第311章 名シーンの再演

等々力辰が化粧室から出てきた時、全員の目が輝いた。

それまで髪が長すぎたせいで、等々力辰は全体的に暗い印象だったが、今は黒髪を短く切り、前髪も整えられ、清潔で豊かな額と極めて美しい目が露わになっていた。

メイクを落とすと生気のない欧米風の二重まぶたとは違い、等々力辰の目は特に古風な雰囲気を持つ切れ長の目で、二重の弧は非常に自然で流麗だった。薄い唇は自然な桜色で、見ているだけでキスしたくなるような魅力があり、肌は毛穴一つない程に繊細だった。

等々力辰の服装は雨宮由衣の以前の要求通り、派手すぎないようにしていた。上着はシンプルなクラシックスタイルの白いシャツで、唯一の装飾は襟の星の刺繍だけで、下は黒いズボンだった。

このメイクと服装はシンプルで清潔感があり、等々力辰本来の気質と相まって、淡い冷たさと距離感を醸し出し、誰もの青春の記憶の中にある、美しくも懐かしい、しかし手の届かない影のようだった。

周藤史良が丸三年も等々力辰のことを忘れられなかったのも無理はない。等々力辰の持つ気質は余りにも清らかで、芸能界では、このような気質は非常に貴重だった。

長い間このように本格的なスタイリングをしていなかったせいか、スタッフと雨宮由衣の視線に、等々力辰は少し落ち着かない様子を見せていた。

「雨宮兄、どうですか?これでいいでしょうか?」メイクアップアーティストが尋ねた。

「いいね」雨宮由衣が頷いた。

「何より等々力さんの素質が良くて、お肌も信じられないほど若々しいから、あまり手を加える必要がなかったんです」メイクアップアーティストの言葉は追従ではあったが、本心でもあった。

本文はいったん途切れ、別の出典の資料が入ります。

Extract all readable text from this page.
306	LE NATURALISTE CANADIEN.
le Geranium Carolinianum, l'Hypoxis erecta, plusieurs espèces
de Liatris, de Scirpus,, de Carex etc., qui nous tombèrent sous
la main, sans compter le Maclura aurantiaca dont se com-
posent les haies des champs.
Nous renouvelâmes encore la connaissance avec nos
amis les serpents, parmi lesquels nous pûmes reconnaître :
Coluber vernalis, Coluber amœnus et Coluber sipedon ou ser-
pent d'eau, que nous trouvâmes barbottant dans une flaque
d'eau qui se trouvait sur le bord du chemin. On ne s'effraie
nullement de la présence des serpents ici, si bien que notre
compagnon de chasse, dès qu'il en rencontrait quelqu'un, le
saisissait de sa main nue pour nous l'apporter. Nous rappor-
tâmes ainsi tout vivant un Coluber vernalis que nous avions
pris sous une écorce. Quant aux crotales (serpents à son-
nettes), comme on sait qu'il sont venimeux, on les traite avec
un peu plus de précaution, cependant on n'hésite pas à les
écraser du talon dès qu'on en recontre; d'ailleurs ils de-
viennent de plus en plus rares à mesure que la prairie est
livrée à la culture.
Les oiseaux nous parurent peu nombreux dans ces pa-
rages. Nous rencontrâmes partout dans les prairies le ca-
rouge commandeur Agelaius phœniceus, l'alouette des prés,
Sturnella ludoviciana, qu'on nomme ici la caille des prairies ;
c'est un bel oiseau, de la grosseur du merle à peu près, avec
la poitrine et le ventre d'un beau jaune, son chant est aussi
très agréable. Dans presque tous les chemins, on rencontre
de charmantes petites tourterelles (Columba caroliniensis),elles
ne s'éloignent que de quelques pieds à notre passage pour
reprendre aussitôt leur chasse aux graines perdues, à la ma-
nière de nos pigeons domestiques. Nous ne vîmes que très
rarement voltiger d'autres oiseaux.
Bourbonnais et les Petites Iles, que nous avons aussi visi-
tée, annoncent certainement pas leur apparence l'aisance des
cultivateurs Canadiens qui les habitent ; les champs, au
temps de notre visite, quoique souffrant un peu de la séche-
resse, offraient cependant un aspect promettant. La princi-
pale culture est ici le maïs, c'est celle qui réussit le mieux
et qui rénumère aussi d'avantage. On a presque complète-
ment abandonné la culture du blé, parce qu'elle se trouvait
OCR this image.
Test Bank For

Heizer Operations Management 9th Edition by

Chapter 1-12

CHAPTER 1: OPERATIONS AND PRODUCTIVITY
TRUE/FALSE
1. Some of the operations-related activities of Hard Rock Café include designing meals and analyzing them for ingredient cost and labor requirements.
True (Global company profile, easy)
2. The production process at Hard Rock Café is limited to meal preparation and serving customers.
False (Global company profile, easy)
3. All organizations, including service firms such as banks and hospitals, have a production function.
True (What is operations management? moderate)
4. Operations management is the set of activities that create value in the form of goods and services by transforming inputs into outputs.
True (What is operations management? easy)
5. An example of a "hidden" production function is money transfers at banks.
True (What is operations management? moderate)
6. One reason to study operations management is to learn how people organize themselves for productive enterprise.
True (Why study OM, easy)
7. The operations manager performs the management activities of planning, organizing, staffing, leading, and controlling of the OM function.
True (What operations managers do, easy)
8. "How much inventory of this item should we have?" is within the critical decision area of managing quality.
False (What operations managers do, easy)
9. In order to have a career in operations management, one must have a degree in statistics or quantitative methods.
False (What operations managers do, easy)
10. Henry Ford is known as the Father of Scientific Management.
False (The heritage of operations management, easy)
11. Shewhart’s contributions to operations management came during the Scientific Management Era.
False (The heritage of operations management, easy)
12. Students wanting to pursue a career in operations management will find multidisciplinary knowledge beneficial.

彼女は長年メイクをしてきて、誰の顔が整形で誰の顔が天然かを一目で見分けることができた。そして等々力辰の顔は間違いなくナチュラルだった。

正直に言えば、雨宮白の目は確かにいい。顔だけで言えば、等々力辰の顔に勝る人は少なく、輝星でも宮本旭くらいしか比べられないだろう。

この時、カメラマンがライトを調整しながら近づいてきて尋ねた。「雨宮兄、今日の撮影テーマは何でしょうか?」

「動画を撮る」雨宮由衣が答えた。

カメラマンは等々力辰のプロモーション写真を撮るのかと思っていたが、まさか動画とは意外だった。「動画ですか?どんな内容ですか?」

傍らで黙っていた等々力辰も不思議そうに見つめた。